De fait, cette caractéristique de l’Europe – plus agressive, plus instable et moins paisible que les autres régions du monde – se mettait à payer. Après tout, c’était ce qui expliquait que les grands bateaux des Espagnols et des Portugais eussent réussi à traverser les océans et relier les continents. Les embarcations traditionnelles, qui avaient vogué sur les mers de l’Inde et de l’Arabie durant des siècles sans presque rien changer à leur conception, ne pouvaient tenir tête aux bateaux occidentaux qui les surpassaient en maniabilité et en puissance de feu. Les améliorations constantes de l’architecture navale, à l’Ouest, en les rendant encore plus rapides, solides et menaçants, creusaient encore le fossé. [1]
Il en allait de même de la technologie militaire. Les armes utilisées par les envahisseurs, aux Amériques, étaient si fiables et précises que de petits nombres de conquistadors furent capables de dominer des populations infiniment plus nombreuses – et des populations qui étaient développées et très civilisées, sauf pour ce qui était des armes… Sur les territoires incas, a écrit Pedro de Cieza de Léon, le droit et l’ordre étaient soigneusement préservés, et l’on prenait grand soin « que la justice soit rendue et que nul ne se risque à commettre un crime ou un vol. » [2] Chaque année, des renseignements étaient recueillis dans tout l’empire inca pour s’assurer du calcul correct des impôts et de leur juste paiement ; les naissances et les décès étaient enregistrés, centralisés et tenus à jour.
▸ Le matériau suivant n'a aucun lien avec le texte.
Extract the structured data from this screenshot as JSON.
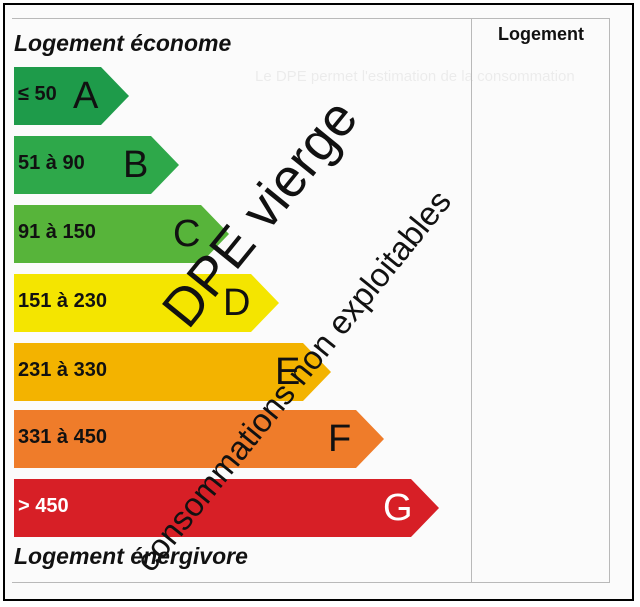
{
  "header": {
    "column_title": "Logement"
  },
  "labels": {
    "top": "Logement économe",
    "bottom": "Logement énergivore"
  },
  "bands": [
    {
      "range": "≤ 50",
      "letter": "A",
      "color": "#1e9b4a"
    },
    {
      "range": "51 à 90",
      "letter": "B",
      "color": "#2ea84a"
    },
    {
      "range": "91 à 150",
      "letter": "C",
      "color": "#57b43a"
    },
    {
      "range": "151 à 230",
      "letter": "D",
      "color": "#f4e500"
    },
    {
      "range": "231 à 330",
      "letter": "E",
      "color": "#f3b300"
    },
    {
      "range": "331 à 450",
      "letter": "F",
      "color": "#ef7c2a"
    },
    {
      "range": "> 450",
      "letter": "G",
      "color": "#d71f26"
    }
  ],
  "stamp": {
    "line1": "DPE vierge",
    "line2": "consommations non exploitables"
  }
}
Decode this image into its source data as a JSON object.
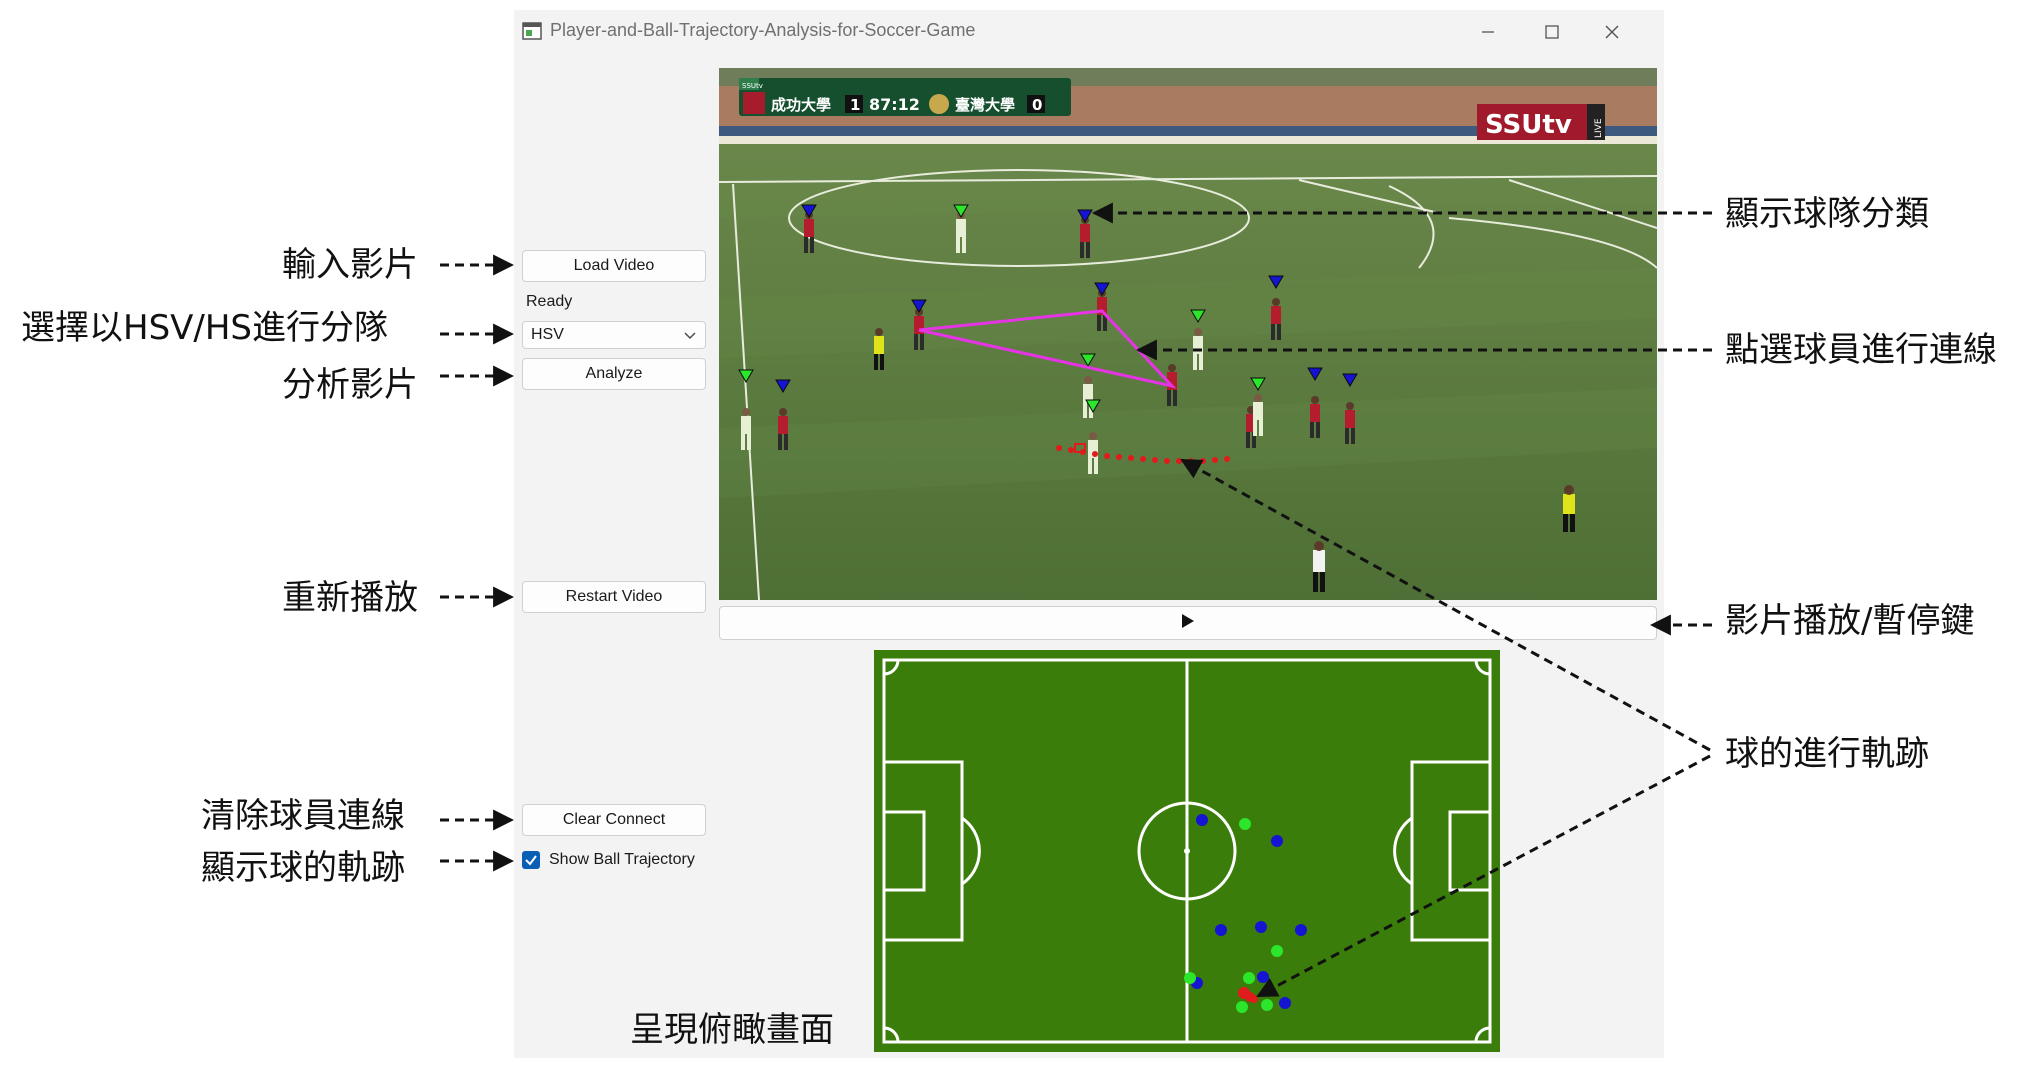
{
  "window": {
    "title": "Player-and-Ball-Trajectory-Analysis-for-Soccer-Game"
  },
  "controls": {
    "load_video": "Load Video",
    "status": "Ready",
    "mode_select": {
      "value": "HSV"
    },
    "analyze": "Analyze",
    "restart_video": "Restart Video",
    "clear_connect": "Clear Connect",
    "show_ball_trajectory": {
      "label": "Show Ball Trajectory",
      "checked": true
    }
  },
  "video": {
    "scoreboard": {
      "channel": "SSUtv",
      "home_team": "成功大學",
      "home_score": "1",
      "clock": "87:12",
      "away_team": "臺灣大學",
      "away_score": "0"
    },
    "broadcaster_logo": "SSUtv",
    "live_badge": "LIVE"
  },
  "annotations": {
    "load_video": "輸入影片",
    "select_mode": "選擇以HSV/HS進行分隊",
    "analyze": "分析影片",
    "restart": "重新播放",
    "clear_connect": "清除球員連線",
    "show_trajectory": "顯示球的軌跡",
    "team_classification": "顯示球隊分類",
    "player_connect": "點選球員進行連線",
    "play_pause": "影片播放/暫停鍵",
    "ball_trajectory": "球的進行軌跡",
    "top_view": "呈現俯瞰畫面"
  },
  "colors": {
    "team_red_marker": "#1414d2",
    "team_white_marker": "#2be62b",
    "connect_line": "#e633e6",
    "ball_trail": "#e01b1b",
    "pitch_green": "#3a7d0a",
    "checkbox_blue": "#0a5fb4"
  }
}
L’élite avait obligation de travailler la terre elle-même durant un nombre de jours précis chaque année : elle le faisait « pour montrer l’exemple, car tous devaient savoir que nul ne devait être si riche (…) qu’il puisse dédaigner ou offenser les pauvres. » [3]
Tels n’étaient pas les sauvages décrits par les triomphalistes d’Europe ; en réalité, ils semblaient vraiment éclairés en comparaison des sociétés extrêmement compartimentées apparues sur tout le continent européen, où le fossé séparant les puissants et les forts était encore étayé par une transmission aristocratique protégeant la position sociale des puissants. Les Européens avaient pu croire qu’ils découvraient des sociétés primitives et que cela justifiait qu’ils les dominent, mais c’est bien le perfectionnement constant de leurs armes, de leur polémologie et de leur tactique qui jeta les bases du succès occidental.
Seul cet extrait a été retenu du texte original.